You’ve moved around a lot. Have you figured out how to navigate the tension between saying goodbye to people you care about and the desire to keep moving?
I hadn’t really thought about it that much. Because everybody’s leaving all the time, I guess. A lot of people I know move a lot. It seems to be the nature of things right now – motion. And I’ve always loved taking trips on a train, where I can just sit and look out the window and write. Now that I think about it, it’s a way to sort of be by myself, be alone, and yet take in all of this world outside. And I like the feeling of being in a town or city where I don’t know a lot of people. I can be there and just sort of be alone. Nobody knows me. I don’t have any responsibilities or commitments, appointments or anything. I can just hang out in my motel room or hotel room or whatever and watch the world go by without having to interact. I like that feeling.
Taking a long-distance train ride is like being suspended in time. No one can really get to you, but life goes on.
Yeah, that’s how I feel. I love that feeling. It makes me want to write. It always stimulates that writing thing in me. I’ve written a lot of songs in hotel rooms. It’s hard to describe what that feeling is, but it just comes over me. I feel inspired and I get in the mood and come up with a song. And the song won’t necessarily be about what I’m doing right at that moment. But it just inspires that creative part of me.
Your father’s poem near the end of the book – The Caterpillar – floored me. How has his poetry helped shape your own body of work?

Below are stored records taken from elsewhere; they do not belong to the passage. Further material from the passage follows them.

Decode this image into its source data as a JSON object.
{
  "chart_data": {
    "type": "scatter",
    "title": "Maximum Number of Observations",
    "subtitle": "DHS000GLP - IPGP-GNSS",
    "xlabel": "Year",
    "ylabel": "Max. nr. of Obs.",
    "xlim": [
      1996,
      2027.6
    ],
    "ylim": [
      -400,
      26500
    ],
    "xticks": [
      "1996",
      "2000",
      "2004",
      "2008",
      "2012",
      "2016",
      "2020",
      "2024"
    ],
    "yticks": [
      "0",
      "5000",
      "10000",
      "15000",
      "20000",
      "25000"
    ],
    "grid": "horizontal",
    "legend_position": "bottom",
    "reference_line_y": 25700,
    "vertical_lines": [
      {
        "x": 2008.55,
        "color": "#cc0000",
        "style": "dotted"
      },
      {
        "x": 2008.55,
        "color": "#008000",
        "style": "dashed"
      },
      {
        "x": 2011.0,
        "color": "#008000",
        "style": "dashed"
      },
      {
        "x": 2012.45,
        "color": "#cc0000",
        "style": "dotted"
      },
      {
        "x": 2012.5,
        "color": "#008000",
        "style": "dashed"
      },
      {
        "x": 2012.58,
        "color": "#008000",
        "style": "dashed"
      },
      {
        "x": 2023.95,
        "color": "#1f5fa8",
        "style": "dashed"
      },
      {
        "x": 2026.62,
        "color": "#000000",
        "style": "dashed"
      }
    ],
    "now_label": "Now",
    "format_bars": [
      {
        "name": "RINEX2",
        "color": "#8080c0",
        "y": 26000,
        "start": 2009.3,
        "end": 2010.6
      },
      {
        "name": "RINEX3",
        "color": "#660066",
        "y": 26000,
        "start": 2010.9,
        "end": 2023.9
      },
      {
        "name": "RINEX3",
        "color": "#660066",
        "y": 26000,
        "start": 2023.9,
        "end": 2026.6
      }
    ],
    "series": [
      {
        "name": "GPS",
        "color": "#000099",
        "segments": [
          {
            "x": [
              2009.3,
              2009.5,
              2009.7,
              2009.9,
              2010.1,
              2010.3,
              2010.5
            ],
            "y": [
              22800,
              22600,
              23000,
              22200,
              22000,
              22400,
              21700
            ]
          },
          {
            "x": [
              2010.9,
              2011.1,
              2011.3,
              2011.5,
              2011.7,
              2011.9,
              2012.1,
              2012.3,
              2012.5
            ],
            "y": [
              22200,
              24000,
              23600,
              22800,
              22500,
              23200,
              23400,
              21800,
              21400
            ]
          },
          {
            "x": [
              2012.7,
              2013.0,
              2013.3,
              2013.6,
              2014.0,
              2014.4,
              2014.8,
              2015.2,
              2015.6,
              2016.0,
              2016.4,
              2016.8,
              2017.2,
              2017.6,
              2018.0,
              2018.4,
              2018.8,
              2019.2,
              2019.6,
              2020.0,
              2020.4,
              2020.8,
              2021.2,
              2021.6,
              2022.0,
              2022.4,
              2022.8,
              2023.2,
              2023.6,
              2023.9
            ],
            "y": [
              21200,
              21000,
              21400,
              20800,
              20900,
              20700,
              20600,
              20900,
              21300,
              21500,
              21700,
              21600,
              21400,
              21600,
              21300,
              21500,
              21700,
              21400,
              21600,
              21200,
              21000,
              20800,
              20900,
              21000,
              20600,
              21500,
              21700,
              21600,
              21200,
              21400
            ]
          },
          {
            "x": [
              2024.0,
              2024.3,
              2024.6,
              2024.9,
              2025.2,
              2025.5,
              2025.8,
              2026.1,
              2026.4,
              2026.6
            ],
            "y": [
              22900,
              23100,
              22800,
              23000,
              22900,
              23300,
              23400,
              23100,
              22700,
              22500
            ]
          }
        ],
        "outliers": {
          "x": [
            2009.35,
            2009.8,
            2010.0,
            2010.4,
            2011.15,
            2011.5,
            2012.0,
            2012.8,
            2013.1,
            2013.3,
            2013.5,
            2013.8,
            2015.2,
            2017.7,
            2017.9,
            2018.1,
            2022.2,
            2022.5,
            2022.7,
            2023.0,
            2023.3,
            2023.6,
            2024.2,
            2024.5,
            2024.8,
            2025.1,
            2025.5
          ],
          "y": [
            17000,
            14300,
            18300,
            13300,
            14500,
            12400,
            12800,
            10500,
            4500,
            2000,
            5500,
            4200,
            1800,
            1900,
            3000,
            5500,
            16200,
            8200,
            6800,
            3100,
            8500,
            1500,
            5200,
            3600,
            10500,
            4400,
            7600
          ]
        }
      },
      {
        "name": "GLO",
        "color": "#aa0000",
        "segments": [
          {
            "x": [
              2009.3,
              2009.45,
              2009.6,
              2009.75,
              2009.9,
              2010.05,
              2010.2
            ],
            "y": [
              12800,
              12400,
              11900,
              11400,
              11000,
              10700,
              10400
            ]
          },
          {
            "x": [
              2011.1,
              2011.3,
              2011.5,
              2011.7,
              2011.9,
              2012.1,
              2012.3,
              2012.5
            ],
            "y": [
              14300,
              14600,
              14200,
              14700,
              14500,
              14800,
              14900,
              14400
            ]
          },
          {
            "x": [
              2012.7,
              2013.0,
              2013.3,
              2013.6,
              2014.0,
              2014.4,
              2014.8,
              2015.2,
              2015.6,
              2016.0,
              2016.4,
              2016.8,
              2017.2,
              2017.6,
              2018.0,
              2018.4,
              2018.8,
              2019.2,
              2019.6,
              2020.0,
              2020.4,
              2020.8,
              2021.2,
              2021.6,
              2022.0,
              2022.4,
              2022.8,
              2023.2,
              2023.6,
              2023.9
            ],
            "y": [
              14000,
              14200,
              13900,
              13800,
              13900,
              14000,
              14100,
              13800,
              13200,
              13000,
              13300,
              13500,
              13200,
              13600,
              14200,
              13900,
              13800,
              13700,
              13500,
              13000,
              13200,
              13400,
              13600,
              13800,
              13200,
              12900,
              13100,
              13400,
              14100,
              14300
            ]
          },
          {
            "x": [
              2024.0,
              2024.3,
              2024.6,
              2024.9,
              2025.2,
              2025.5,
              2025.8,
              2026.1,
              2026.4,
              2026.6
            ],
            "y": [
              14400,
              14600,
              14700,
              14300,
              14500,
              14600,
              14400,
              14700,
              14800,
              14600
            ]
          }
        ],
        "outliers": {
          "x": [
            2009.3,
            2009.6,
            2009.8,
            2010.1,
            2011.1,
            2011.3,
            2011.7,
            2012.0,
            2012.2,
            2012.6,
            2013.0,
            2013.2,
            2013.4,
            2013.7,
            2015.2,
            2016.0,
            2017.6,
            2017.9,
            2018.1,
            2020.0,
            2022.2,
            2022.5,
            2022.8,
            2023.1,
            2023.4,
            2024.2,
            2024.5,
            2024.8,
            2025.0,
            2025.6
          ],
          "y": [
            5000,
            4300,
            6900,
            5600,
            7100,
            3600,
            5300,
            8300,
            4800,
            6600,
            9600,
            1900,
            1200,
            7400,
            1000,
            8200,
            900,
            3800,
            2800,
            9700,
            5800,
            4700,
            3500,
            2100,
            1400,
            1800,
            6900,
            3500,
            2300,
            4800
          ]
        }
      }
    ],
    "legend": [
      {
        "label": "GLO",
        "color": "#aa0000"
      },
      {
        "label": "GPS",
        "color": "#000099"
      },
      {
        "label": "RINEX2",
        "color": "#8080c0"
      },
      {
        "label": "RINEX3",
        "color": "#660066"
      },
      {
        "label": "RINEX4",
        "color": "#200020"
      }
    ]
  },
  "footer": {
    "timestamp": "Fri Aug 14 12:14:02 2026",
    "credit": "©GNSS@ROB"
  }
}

Well, I mean, you can read his poetry and see the connection. Sometimes it kind of amazes me – I was looking at a couple of his poems recently, I can’t remember which ones they were, but I was kind of like, ‘Wow.’ I didn’t realize that my writing was so close to his poetry, but it really is. If you delve into it a little bit more, dig a little deeper, you can see. Some of my songs and some of his poems, you can just see that he taught me a lot. I remember one time, he said, “As a writer, as an artist, never censor yourself.” That was one of the things. And he taught me about the economics of writing.
I also read his poem Compassion the other day, and it nearly made me cry.
That was a real labour of love on my part, taking Compassion and making it into a song [for 2014′s Down Where the Spirit Meets the Bone]. I didn’t know if I was going to be able to tackle it. It was difficult doing that, as a writer, because it wasn’t a song yet. I had to make a refrain. I used to talk with my dad a lot about the difference between songs and poems, because a lot of his creative-writing students would debate whether Bob Dylan was a poet or a songwriter. And my dad would say, “He’s not a poet. He’s a songwriter.” Which didn’t mean that his songs weren’t as good as poetry. But his point was that those are two different animals. And I never understood that as deeply as when I tried to take Compassion and turn it into a song. That’s when I really understood the difference.
What do you think the purpose and value of poetry is?
I would say the purpose and value of poetry is the same as the purpose and value of songs, or music, which is to move people and communicate.
This interview has been edited and condensed.